Ice glaciers in Greenland at risk of melting four times more: Study

By: PTI | Los Angeles |

Published:November 2, 2017 7:06 pm


Up to 4 instances extra coastal glaciers in Greenland are vulnerable to accelerated melting than beforehand thought, say scientists. (Image Source: NASA)

Up to 4 instances extra coastal glaciers in Greenland are vulnerable to accelerated melting than beforehand thought, say scientists who’ve mapped the area’s coastal seafloor and bedrock beneath its huge ice sheet. Researchers from NASA and the University of California Irvine within the US created probably the most complete, correct and high-resolution reduction maps ever product of Greenland’s bedrock and coastal seafloor.

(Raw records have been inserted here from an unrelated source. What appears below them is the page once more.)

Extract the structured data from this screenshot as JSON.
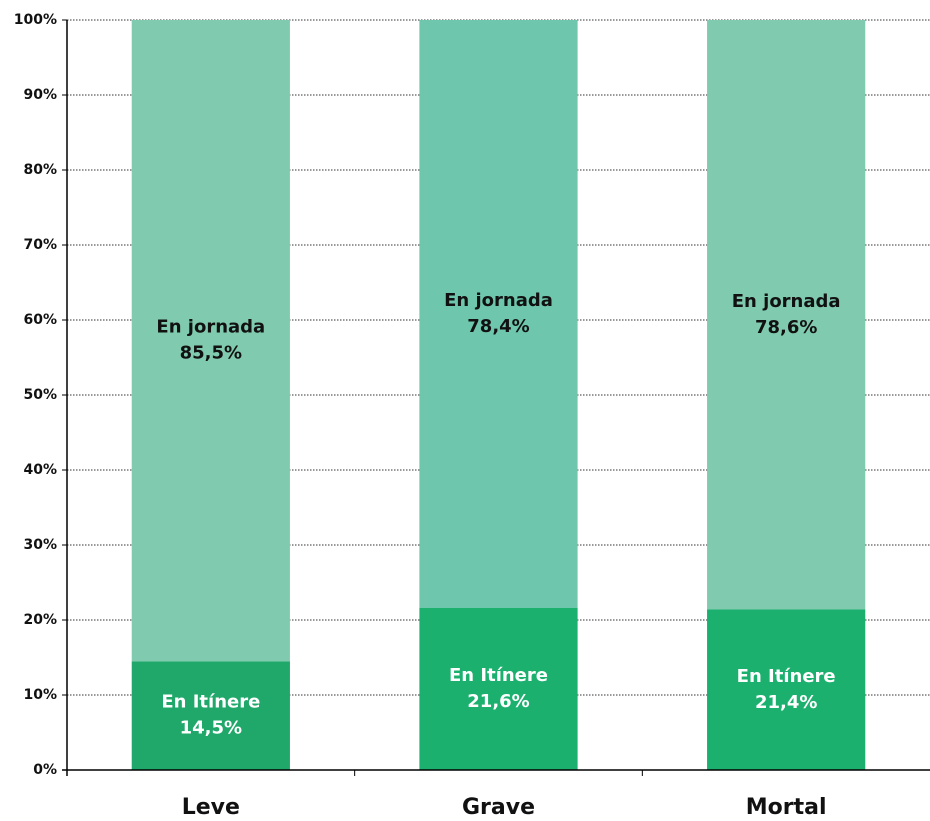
{
  "chart_data": {
    "type": "stacked_bar",
    "categories": [
      "Leve",
      "Grave",
      "Mortal"
    ],
    "series": [
      {
        "name": "En Itínere",
        "colors": [
          "#1fa86a",
          "#1cb06e",
          "#1cb06e"
        ],
        "label_color": "#ffffff",
        "values": [
          14.5,
          21.6,
          21.4
        ],
        "value_labels": [
          "14,5%",
          "21,6%",
          "21,4%"
        ]
      },
      {
        "name": "En jornada",
        "colors": [
          "#80cbb0",
          "#6ec7ad",
          "#80cbb0"
        ],
        "label_color": "#111111",
        "values": [
          85.5,
          78.4,
          78.6
        ],
        "value_labels": [
          "85,5%",
          "78,4%",
          "78,6%"
        ]
      }
    ],
    "ylim": [
      0,
      100
    ],
    "yticks": [
      {
        "value": 0,
        "label": "0%"
      },
      {
        "value": 10,
        "label": "10%"
      },
      {
        "value": 20,
        "label": "20%"
      },
      {
        "value": 30,
        "label": "30%"
      },
      {
        "value": 40,
        "label": "40%"
      },
      {
        "value": 50,
        "label": "50%"
      },
      {
        "value": 60,
        "label": "60%"
      },
      {
        "value": 70,
        "label": "70%"
      },
      {
        "value": 80,
        "label": "80%"
      },
      {
        "value": 90,
        "label": "90%"
      },
      {
        "value": 100,
        "label": "100%"
      }
    ],
    "grid": true
  }
}
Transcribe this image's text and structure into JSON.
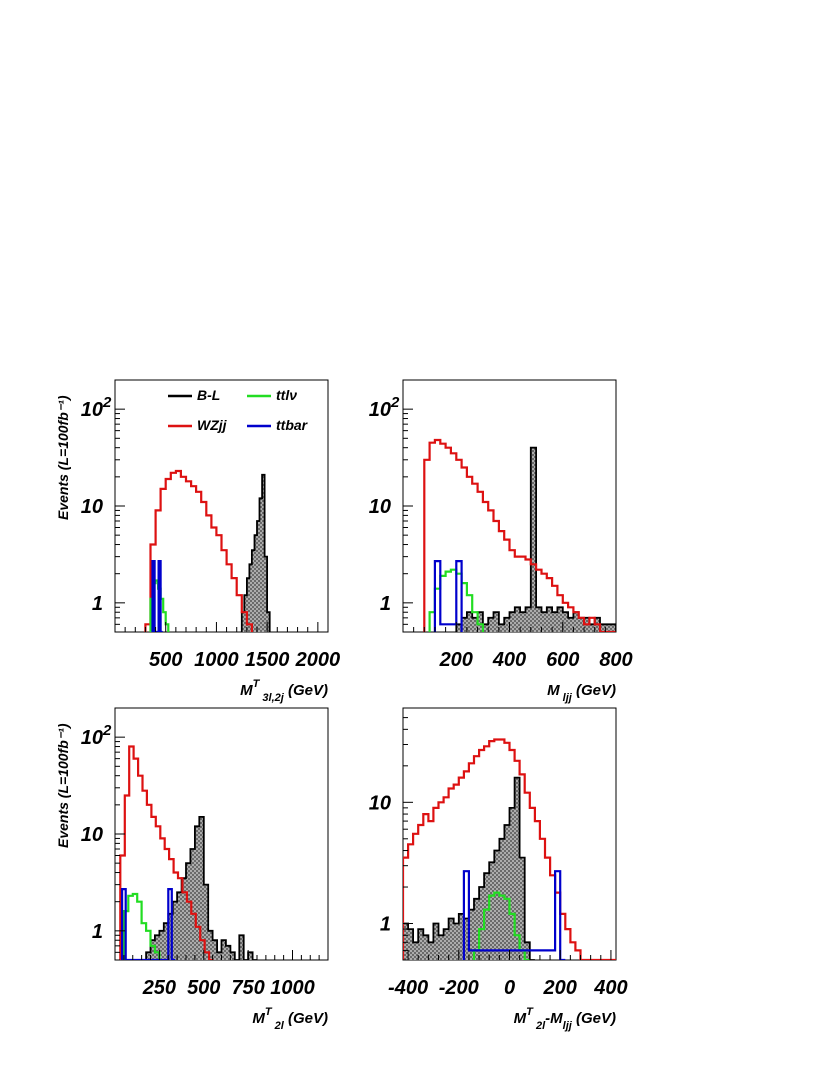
{
  "figure_ylabel": "Events (L=100fb⁻¹)",
  "legend": {
    "entries": [
      {
        "label": "B-L",
        "color": "#000000"
      },
      {
        "label": "ttlν",
        "color": "#22dd22"
      },
      {
        "label": "WZjj",
        "color": "#dd1111"
      },
      {
        "label": "ttbar",
        "color": "#0000cc"
      }
    ]
  },
  "colors": {
    "bl": "#000000",
    "ttlnu": "#22dd22",
    "wzjj": "#dd1111",
    "ttbar": "#0000cc"
  },
  "chart_data": [
    {
      "type": "area",
      "xlabel": "M",
      "xlabel_sup": "T",
      "xlabel_sub": "3l,2j",
      "xlabel_unit": "(GeV)",
      "xlim": [
        0,
        2100
      ],
      "ylim": [
        0.5,
        200
      ],
      "log_y": true,
      "xticks": [
        500,
        1000,
        1500,
        2000
      ],
      "xtick_labels": [
        "500",
        "1000",
        "1500",
        "2000"
      ],
      "ytick_labels": [
        "1",
        "10",
        "10"
      ],
      "ytick_sup": "2",
      "series": [
        {
          "name": "WZjj",
          "x0": 300,
          "dx": 50,
          "values": [
            0.6,
            4,
            9,
            15,
            19,
            22,
            23,
            20,
            18,
            16,
            14,
            11,
            8,
            6,
            5,
            3.5,
            2.5,
            1.8,
            1.2,
            0.8,
            0.6
          ]
        },
        {
          "name": "ttlν",
          "x0": 350,
          "dx": 25,
          "values": [
            1.1,
            1.6,
            1.7,
            1.4,
            1.1,
            0.8,
            0.6
          ]
        },
        {
          "name": "ttbar",
          "x0": 370,
          "dx": 20,
          "values": [
            2.7,
            0.5,
            0.5,
            2.7,
            0.5
          ]
        },
        {
          "name": "B-L",
          "x0": 1250,
          "dx": 25,
          "values": [
            0.8,
            1.2,
            1.8,
            2.5,
            3.5,
            5,
            7,
            12,
            21,
            3,
            0.8
          ]
        }
      ]
    },
    {
      "type": "area",
      "xlabel": "M",
      "xlabel_sup": "",
      "xlabel_sub": "ljj",
      "xlabel_unit": "(GeV)",
      "xlim": [
        0,
        800
      ],
      "ylim": [
        0.5,
        200
      ],
      "log_y": true,
      "xticks": [
        200,
        400,
        600,
        800
      ],
      "xtick_labels": [
        "200",
        "400",
        "600",
        "800"
      ],
      "ytick_labels": [
        "1",
        "10",
        "10"
      ],
      "ytick_sup": "2",
      "series": [
        {
          "name": "WZjj",
          "x0": 80,
          "dx": 20,
          "values": [
            30,
            45,
            48,
            44,
            40,
            35,
            30,
            25,
            20,
            17,
            14,
            11,
            9,
            7,
            5.5,
            4.5,
            3.5,
            3,
            3,
            2.8,
            2.5,
            2.2,
            2,
            1.8,
            1.5,
            1.2,
            1.0,
            0.9,
            0.8,
            0.7,
            0.6,
            0.7,
            0.6,
            0.5,
            0.5,
            0.5
          ]
        },
        {
          "name": "ttlν",
          "x0": 100,
          "dx": 20,
          "values": [
            0.8,
            1.4,
            1.9,
            2.1,
            2.2,
            2.0,
            1.6,
            1.2,
            0.8,
            0.6
          ]
        },
        {
          "name": "ttbar",
          "x0": 120,
          "dx": 20,
          "values": [
            2.7,
            0.6,
            0.6,
            0.6,
            2.7
          ]
        },
        {
          "name": "B-L",
          "x0": 200,
          "dx": 20,
          "values": [
            0.6,
            0.7,
            0.8,
            0.7,
            0.8,
            0.6,
            0.7,
            0.8,
            0.6,
            0.7,
            0.8,
            0.9,
            0.8,
            0.9,
            40,
            0.9,
            0.8,
            0.9,
            0.8,
            0.9,
            0.8,
            0.7,
            0.8,
            0.7,
            0.7,
            0.6,
            0.7,
            0.6,
            0.6,
            0.6
          ]
        }
      ]
    },
    {
      "type": "area",
      "xlabel": "M",
      "xlabel_sup": "T",
      "xlabel_sub": "2l",
      "xlabel_unit": "(GeV)",
      "xlim": [
        0,
        1200
      ],
      "ylim": [
        0.5,
        200
      ],
      "log_y": true,
      "xticks": [
        250,
        500,
        750,
        1000
      ],
      "xtick_labels": [
        "250",
        "500",
        "750",
        "1000"
      ],
      "ytick_labels": [
        "1",
        "10",
        "10"
      ],
      "ytick_sup": "2",
      "series": [
        {
          "name": "WZjj",
          "x0": 30,
          "dx": 25,
          "values": [
            6,
            25,
            80,
            60,
            40,
            28,
            20,
            15,
            12,
            9,
            7,
            5.5,
            4,
            3.5,
            2.5,
            2,
            1.5,
            1.1,
            0.8,
            0.6,
            0.5
          ]
        },
        {
          "name": "ttlν",
          "x0": 50,
          "dx": 25,
          "values": [
            1.6,
            2.3,
            2.4,
            2.0,
            1.2,
            1.0,
            0.7,
            0.6
          ]
        },
        {
          "name": "ttbar",
          "x0": 40,
          "dx": 20,
          "values": [
            2.7,
            0.5,
            0.5,
            0.5,
            0.5,
            0.5,
            0.5,
            0.5,
            0.5,
            0.5,
            0.5,
            0.5,
            0.5,
            2.7,
            0.5
          ]
        },
        {
          "name": "B-L",
          "x0": 175,
          "dx": 25,
          "values": [
            0.6,
            0.8,
            0.9,
            1.0,
            1.2,
            1.5,
            2.0,
            2.5,
            3.5,
            5,
            7,
            12,
            15,
            3,
            1.0,
            0.8,
            0.6,
            0.8,
            0.7,
            0.6,
            0.5,
            0.9,
            0.5,
            0.6,
            0.5
          ]
        }
      ]
    },
    {
      "type": "area",
      "xlabel": "M",
      "xlabel_sup": "T",
      "xlabel_sub": "2l",
      "xlabel_tail": "-M",
      "xlabel_tail_sub": "ljj",
      "xlabel_unit": "(GeV)",
      "xlim": [
        -420,
        420
      ],
      "ylim": [
        0.5,
        60
      ],
      "log_y": true,
      "xticks": [
        -400,
        -200,
        0,
        200,
        400
      ],
      "xtick_labels": [
        "-400",
        "-200",
        "0",
        "200",
        "400"
      ],
      "ytick_labels": [
        "1",
        "10"
      ],
      "ytick_sup": "",
      "series": [
        {
          "name": "WZjj",
          "x0": -420,
          "dx": 20,
          "values": [
            3.5,
            4.5,
            5.5,
            6.5,
            8,
            7,
            9,
            10,
            11,
            13,
            14,
            16,
            18,
            21,
            24,
            27,
            29,
            32,
            33,
            33,
            31,
            27,
            22,
            17,
            12,
            9,
            7,
            5,
            3.5,
            2.5,
            1.8,
            1.2,
            0.9,
            0.7,
            0.6,
            0.5,
            0.5,
            0.5,
            0.5,
            0.5,
            0.5,
            0.5
          ]
        },
        {
          "name": "ttlν",
          "x0": -140,
          "dx": 20,
          "values": [
            0.6,
            0.9,
            1.3,
            1.7,
            1.8,
            1.7,
            1.6,
            1.2,
            0.8,
            0.6,
            0.5
          ]
        },
        {
          "name": "ttbar",
          "x0": -180,
          "dx": 20,
          "values": [
            2.7,
            0.6,
            0.6,
            0.6,
            0.6,
            0.6,
            0.6,
            0.6,
            0.6,
            0.6,
            0.6,
            0.6,
            0.6,
            0.6,
            0.6,
            0.6,
            0.6,
            0.6,
            2.7,
            0.5
          ]
        },
        {
          "name": "B-L",
          "x0": -420,
          "dx": 20,
          "values": [
            1.0,
            0.9,
            0.7,
            0.9,
            0.8,
            0.7,
            1.0,
            0.8,
            0.9,
            1.1,
            1.0,
            1.2,
            1.1,
            1.3,
            1.6,
            2.0,
            2.6,
            3.2,
            4.0,
            5.0,
            6.5,
            9,
            16,
            3.5,
            0.7,
            0.5
          ]
        }
      ]
    }
  ]
}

Among the various knowledge sources included into the brand new maps is knowledge from NASA’s Ocean Melting Greenland marketing campaign. The OMG marketing campaign surveyed giant sections of the Greenland coast for the primary time ever. The new maps reveal that two to 4 instances extra oceanfront glaciers prolong deeper than 200 metres under sea stage than earlier maps confirmed.

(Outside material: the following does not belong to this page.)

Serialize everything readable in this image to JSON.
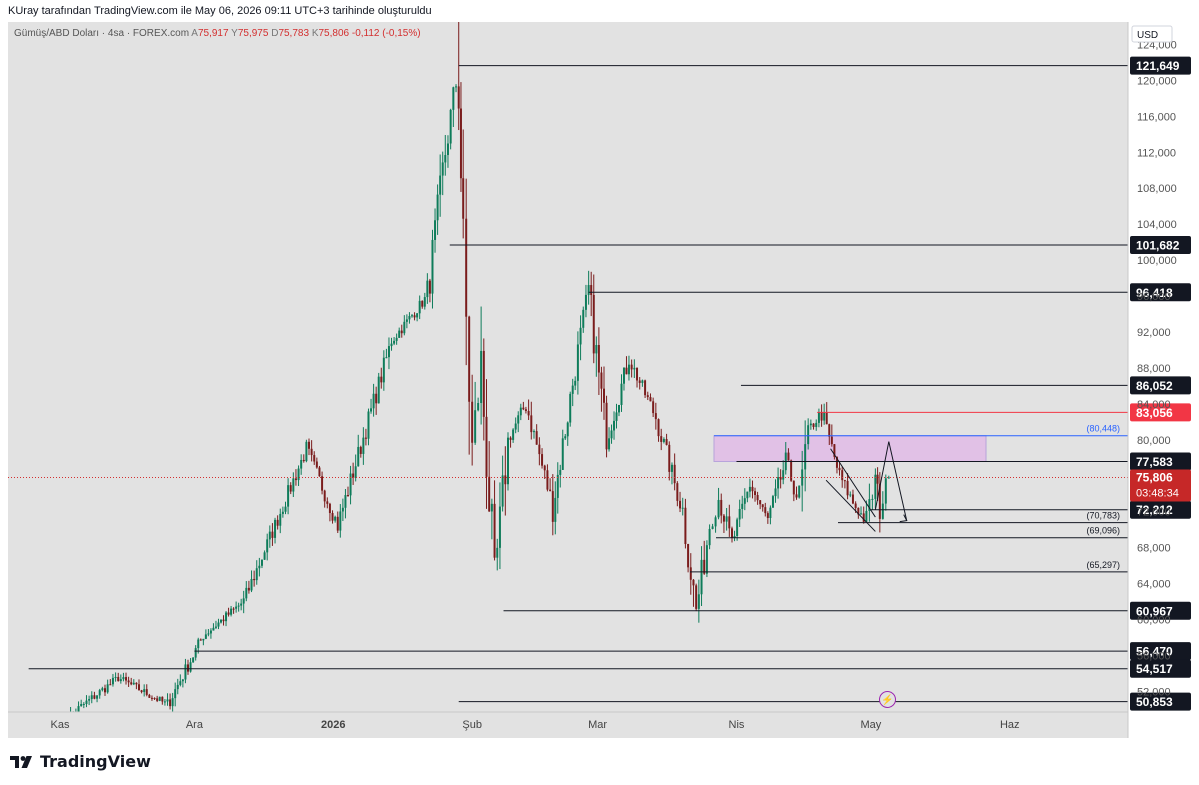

That is unhealthy information, as a result of the highest 182 metres of water round Greenland comes from the Arctic and is comparatively chilly, based on the examine revealed within the journal Geophysical Research Letters. The water under it comes from farther south and is three to 4 levels Celsius hotter than the water above. Deeper-seated glaciers are uncovered to this hotter water, which melts them extra quickly.

The crew used the maps to refine their estimate of Greenland’s whole quantity of ice and its potential so as to add to international sea stage rise if the ice had been to soften fully, which isn’t anticipated to happen inside the subsequent few hundred years. The new estimate is increased by seven centimetres for a complete of seven.42 metres.

“These results suggest that Greenland’s ice is more threatened by changing climate than we had anticipated,” stated OMG principal investigator Josh Willis of NASA’s Jet Propulsion Laboratory (JPL).